WT suggested the idea of the research and was responsible for the whole process of research. YS, KY, JY, SZ had collected clinical data; YS and AM analyzed the data and carried out the statistics. AM drafted and revised the manuscript. All authors read and approved the final manuscript.

Authors’ information

Not applicable.

Availability of data and materials

Not applicable.

Abstract

Background

Anterior cervical discectomy and fusion, total disk replacement and open door laminoplasty have been widely used to treat patients with cervical spondylotic myelopathy and/or radiculopathy. In our clinical practice, many patients with cervical spondylosis also complain of headache, and wish to know if the surgical treatment for cervical spondylosis can also alleviate this symptom. Considering that there is no literature concerning this extra benefit of surgical manipulation on cervical spondylosis, we have carried out this retrospective study.

Methods

Among the patients treated with anterior cervical discectomy and fusion, total disk replacement and open door laminoplasty in our institute for cervical spondylotic myelopathy and/or radiculopathy between February 2002 to March 2011, 108 of whom that have complained about headache at the same time were included in this study.

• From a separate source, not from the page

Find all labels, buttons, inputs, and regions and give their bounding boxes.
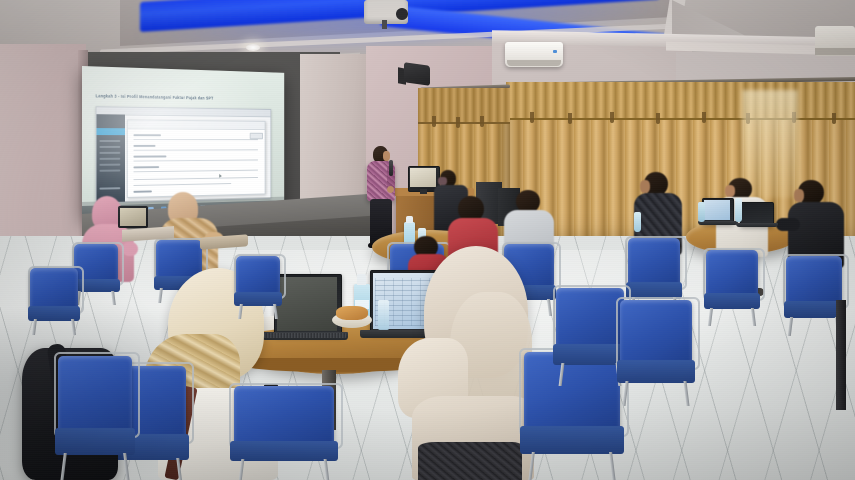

Those patients were followed by 25 to 145 months. Severity of headache before the surgery and at the last follow up was recorded by VAS pain scores and compared among the patients with different surgical methods using SPSS17.0 software. One way ANOVA was used to compare VAS scores between the groups, paired sample t-tests were used to compare the differences in a group at different time points.

Results

Headache was significantly alleviated in all groups (P < 0.01). Respectively, 75.0 % of the patients in the ACDF group, 84.6 % of the patients in the TDR group and 82.2 % of the patients in the laminoplasty group were significantly relieved of the headache after the surgery. No significant differences were found with the VAS score at the last follow up among the groups (P > 0.05). No significant differences were found among the groups comparing the degree of alleviation of VAS scores before and after the surgery (P > 0.05).

Discussion

Considering that all the three procedures in the current study have achieved similar effect on alliviating headache in patients with cevical myelopathy, and that what they have in common was that was the decompression of spinal cord, it can be assumed that the headache associated with cervical spondylosis may be the result of compression on the spinal cord.

Conclusions

Anterior cervical discectomy and fusion, total disk replacement and open door laminoplasty can all significantly alleviate headache in patients with cervical spondylotic myelopathy and/or radiculopathy. No surgical technique is better than any other technique on alleviating cervical headache associated with cervical spondylotic myelopathy and/or radiculopathy.